Dr. Eliseu Auth

Eliseu Auth

Uma tara ditatorial

14/10/2024 20H06

Jornal Ilustrado - Uma tara ditatorial

Semana passada, a CCJ da Câmara dos Deputados deu aval a uma PEC (Projeto de Emenda à Constituição), onde querem o direito de revisar as decisões do Supremo e proibir que julgue urgências por um só Ministro, mesmo que depois seja convalidado ou não pelo Colégio do Supremo. É isso?

Tudo é inconstitucional. Se essa gente do congresso quer se vingar do STF, guardião único da Constituição que faz valer, é mostra de clara tara ditadorial. Explico. Estão raivosos porque o Ministro Flávio Dino está exigindo que sejam transparentes nas emendas parlamentares que são dinheiro nosso. Eles sequestaram grande parte do orçamento que deveria servir para políticas pública e o mandam para seus currais eleitorais. Enchem-nos de dinheiro público sem dizer para que fim e nem mostram quem as mandou. Abastecem seus redutos com os impostos que pagamos. Aí se elegem e reelegem num contexto em que os mesmos ficarão no poder, maculando sua alternância.

A transparência é fundamento para gastar dinheiro público. Ela protege contra desvio e mau uso. Que há de mal na decisão monocrática do Ministro Flávio Dino que impediu a desfaçatez que sangrava dinheiro do orçamento sem dizer para quê e nem quem mandava? A decisão precisou ser rápida, mas deve ser referendada pelo plenário da Corte. O congresso não gostou e diz que é ditadura do judiciário. Quer vingar-se com uma pec ilegal para dominar o Supremo, inclusive revisar suas decisões. A ilegalidade brada aos céus.

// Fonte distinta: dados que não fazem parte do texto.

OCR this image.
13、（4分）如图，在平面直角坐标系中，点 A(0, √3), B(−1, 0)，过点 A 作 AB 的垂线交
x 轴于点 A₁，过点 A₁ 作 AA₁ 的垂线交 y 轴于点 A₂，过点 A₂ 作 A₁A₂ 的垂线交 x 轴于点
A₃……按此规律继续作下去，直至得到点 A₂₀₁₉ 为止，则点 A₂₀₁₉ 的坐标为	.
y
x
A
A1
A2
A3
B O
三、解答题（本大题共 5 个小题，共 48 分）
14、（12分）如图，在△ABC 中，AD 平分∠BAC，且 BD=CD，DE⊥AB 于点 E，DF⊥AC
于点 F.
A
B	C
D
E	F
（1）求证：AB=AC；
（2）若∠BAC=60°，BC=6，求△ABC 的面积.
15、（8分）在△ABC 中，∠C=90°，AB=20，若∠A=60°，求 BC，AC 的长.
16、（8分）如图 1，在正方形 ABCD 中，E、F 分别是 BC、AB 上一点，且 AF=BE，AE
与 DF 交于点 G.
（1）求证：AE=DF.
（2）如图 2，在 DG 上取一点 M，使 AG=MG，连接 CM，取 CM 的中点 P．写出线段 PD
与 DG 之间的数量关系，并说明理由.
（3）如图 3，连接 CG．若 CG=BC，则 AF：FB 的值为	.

Entendo que emendas parlamentares são ilegais em si. Volto ao século XVIII e bendigo o Iluminismo que nos brindou com um salto civilizatório. Muita gente boa participou disso. Lá estavam Kant, Diderot, D´Alembert, Voltaire, Hume, Locke, Montesquieu, Rousseau e outros, todos contra o absolutismo. Daí brotaram regimes baseados na lei e não na vontade do rei, como era. Dividiu-se os poderes do Estado em executivo, judiciário e legislativo, cada um com sua função e isso foi acolhido no mundo civilizado, inclusive aqui. Administrar o dinheiro do orçamento é atribuição privativa do Executivo e não do congresso, como diz o artigo 84, inciso II da Constituição. Como pode ele pegar esse dinheiro e fazer dele o que quer? Está na hora de o Supremo acabar com essa bagunça das emendas que é uma tara ditatorial.

(Eliseu Auth é promotor de justiça inativo, atualmente advogado).